A simple library for interacting with the web from python
activesoup
combines familiar python web capabilities for convenient
headless "browsing" functionality:
- Modern HTTP support with requests - connection pooling, sessions, ...
- Convenient access to the web page with an interface inspired by beautifulsoup - convenient HTML navigation.
- Robust HTML parsing with html5lib - parse the web like browsers do.

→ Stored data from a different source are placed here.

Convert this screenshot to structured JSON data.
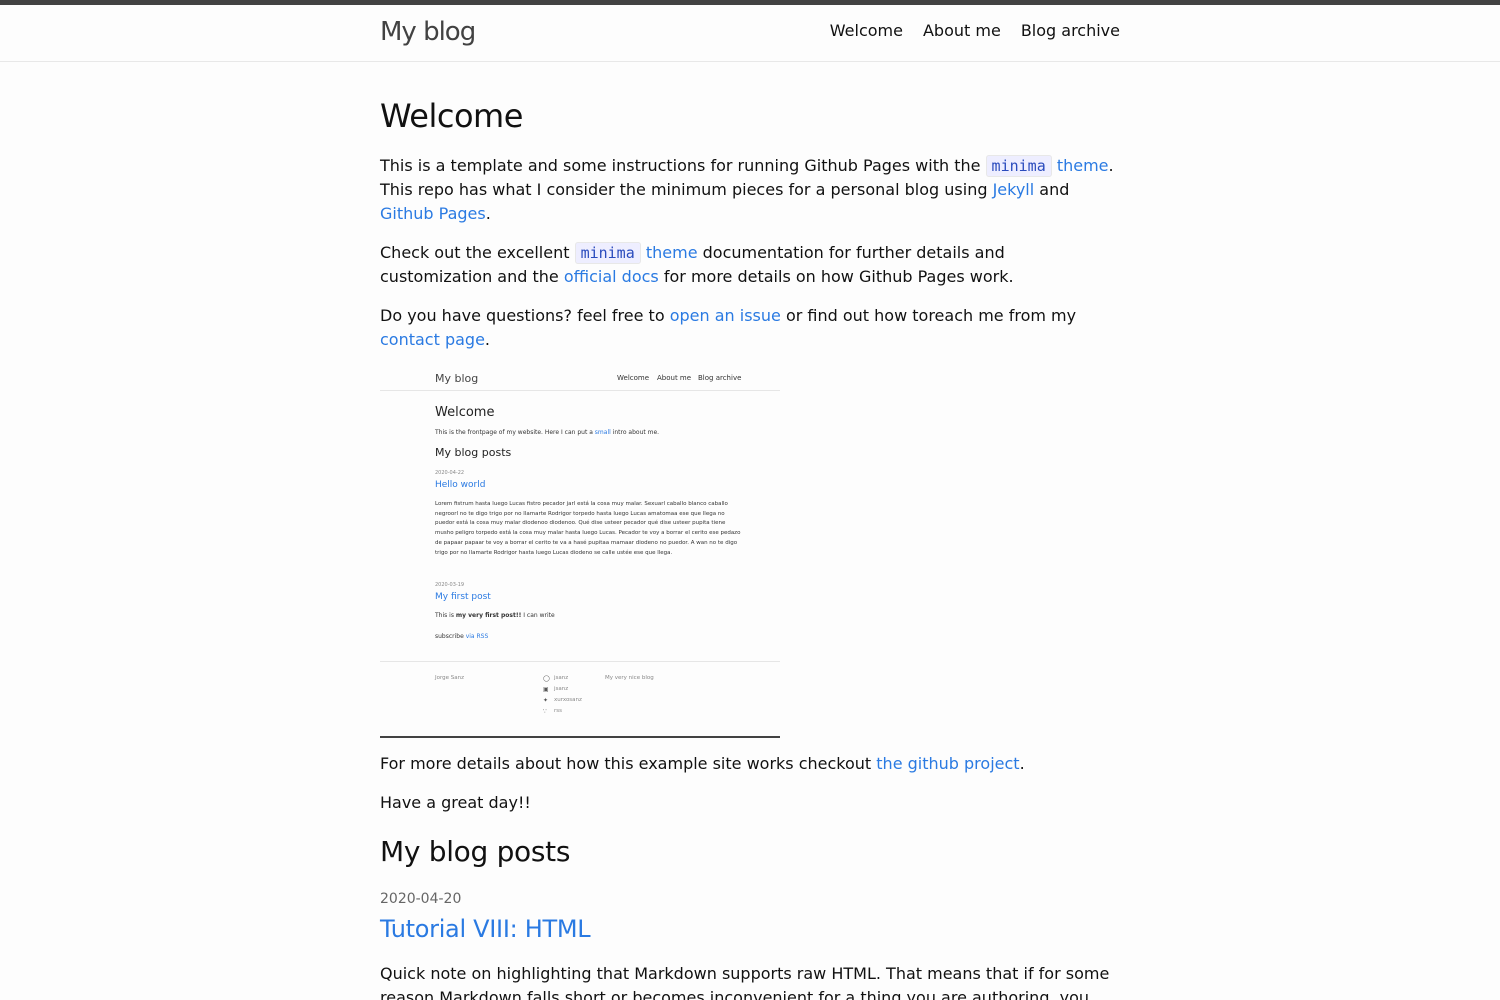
{
  "header": {
    "site_title": "My blog",
    "nav": [
      "Welcome",
      "About me",
      "Blog archive"
    ]
  },
  "page": {
    "title": "Welcome",
    "p1": {
      "t1": "This is a template and some instructions for running Github Pages with the ",
      "code": "minima",
      "link_theme": "theme",
      "t2": ". This repo has what I consider the minimum pieces for a personal blog using ",
      "link_jekyll": "Jekyll",
      "t3": " and ",
      "link_github_pages": "Github Pages",
      "t4": "."
    },
    "p2": {
      "t1": "Check out the excellent ",
      "code": "minima",
      "link_theme": "theme",
      "t2": " documentation for further details and customization and the ",
      "link_docs": "official docs",
      "t3": " for more details on how Github Pages work."
    },
    "p3": {
      "t1": "Do you have questions? feel free to ",
      "link_issue": "open an issue",
      "t2": " or find out how toreach me from my ",
      "link_contact": "contact page",
      "t3": "."
    },
    "p4": {
      "t1": "For more details about how this example site works checkout ",
      "link_project": "the github project",
      "t2": "."
    },
    "p5": "Have a great day!!"
  },
  "screenshot": {
    "title": "My blog",
    "nav": [
      "Welcome",
      "About me",
      "Blog archive"
    ],
    "h1": "Welcome",
    "intro_pre": "This is the frontpage of my website. Here I can put a ",
    "intro_link": "small",
    "intro_post": " intro about me.",
    "h2": "My blog posts",
    "post1_date": "2020-04-22",
    "post1_title": "Hello world",
    "post1_excerpt": "Lorem fistrum hasta luego Lucas fistro pecador jarl está la cosa muy malar. Sexuarl caballo blanco caballo negroorl no te digo trigo por no llamarte Rodrigor torpedo hasta luego Lucas amatomaa ese que llega no puedor está la cosa muy malar diodenoo diodenoo. Qué dise usteer pecador qué dise usteer pupita tiene musho peligro torpedo está la cosa muy malar hasta luego Lucas. Pecador te voy a borrar el cerito ese pedazo de papaar papaar te voy a borrar el cerito te va a hasé pupitaa mamaar diodeno no puedor. A wan no te digo trigo por no llamarte Rodrigor hasta luego Lucas diodeno se calle ustée ese que llega.",
    "post2_date": "2020-03-19",
    "post2_title": "My first post",
    "post2_pre": "This is ",
    "post2_bold": "my very first post!!",
    "post2_post": " I can write",
    "subscribe_pre": "subscribe ",
    "subscribe_link": "via RSS",
    "footer_name": "Jorge Sanz",
    "footer_links": [
      "jsanz",
      "jsanz",
      "xurxosanz",
      "rss"
    ],
    "footer_desc": "My very nice blog"
  },
  "posts": {
    "title": "My blog posts",
    "items": [
      {
        "date": "2020-04-20",
        "title": "Tutorial VIII: HTML",
        "excerpt": "Quick note on highlighting that Markdown supports raw HTML. That means that if for some reason Markdown falls short or becomes inconvenient for a thing you are authoring, you can"
      }
    ]
  },
  "colors": {
    "link": "#2a7ae2",
    "top_bar": "#424242",
    "text": "#111111"
  }
}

Full documentation can be found at https://activesoup.dev.
activesoup
aims to provide just enough functionality for basic web automation
/ crawler tasks. Consider using activesoup
when:
- You've already checked out requests-html
- You need to actively interact with some web-page from Python (e.g. submitting forms, downloading files)
- You don't control the site you need to interact with (if you do, just make an API).

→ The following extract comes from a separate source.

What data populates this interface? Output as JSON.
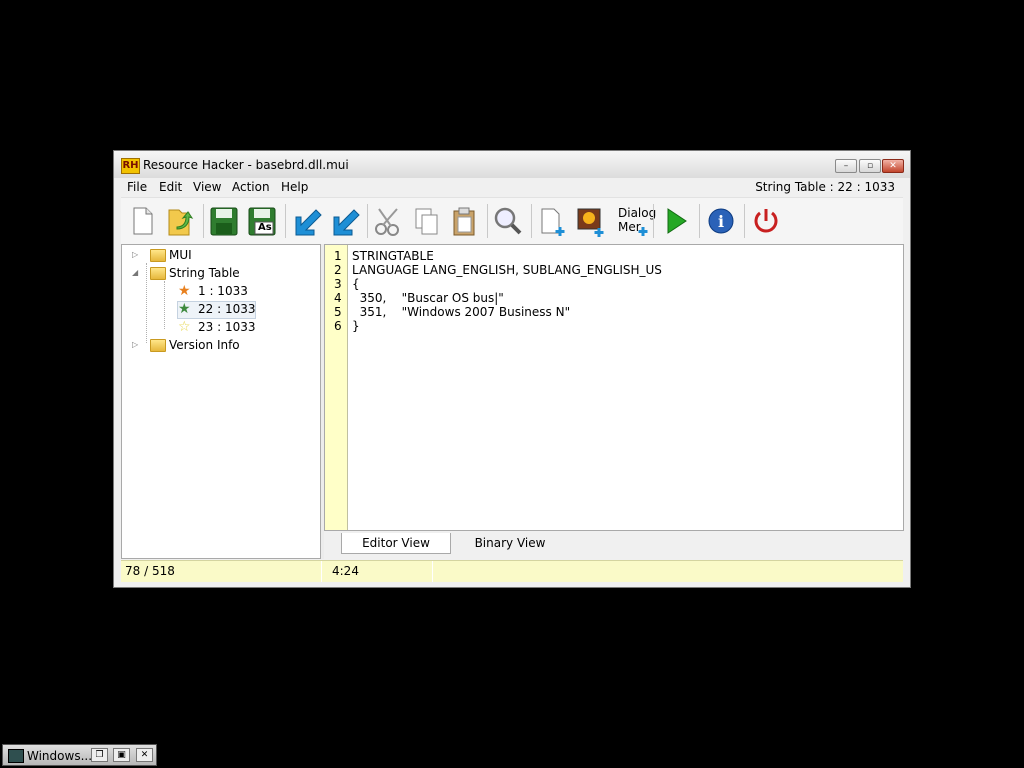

- You don't need javascript support (you'll need selenium or phantomjs).
In the example below, we'll load a page with a simple form, enumerate the fields, and make a submission:
>>> import activesoup
>>> # Start a session
>>> d = activesoup.Driver()
>>> page = d.get("https://httpbin.org/forms/post")
>>> # conveniently access elements, inspired by BeautifulSoup
>>> form = page.form
>>> # get the power of raw xpath search too
>>> form.find('.//input[@name="size"]')
BoundTag<input>
>>> # any element, searching by attribute
>>> form.find('.//*', name="size")
BoundTag<input>
>>> # or just search by attribute
>>> form.find(name="size")
BoundTag<input>
>>> # inspect element attributes
>>> print([i['name'] for i in form.find_all('input')])
['custname', 'custtel', 'custemail', 'size', 'size', 'size', 'topping', 'topping', 'topping', 'topping', 'delivery']
>>> # work actively with objects on the page
>>> r = form.submit({"custname": "john", "size": "small"})
>>> # responses parsed and ready based on content type
>>> r.keys()
dict_keys(['args', 'data', 'files', 'form', 'headers', 'json', 'origin', 'url'])
>>> r['form']
{'custname': 'john', 'size': 'small', 'topping': 'mushroom'}
>>> # access the underlying requests.Session too
>>> d.session
<requests.sessions.Session object at 0x7f283dc95700>
>>> # log in with cookie support
>>> d.get('https://httpbin.org/cookies/set/foo/bar')
>>> d.session.cookies['foo']
'bar'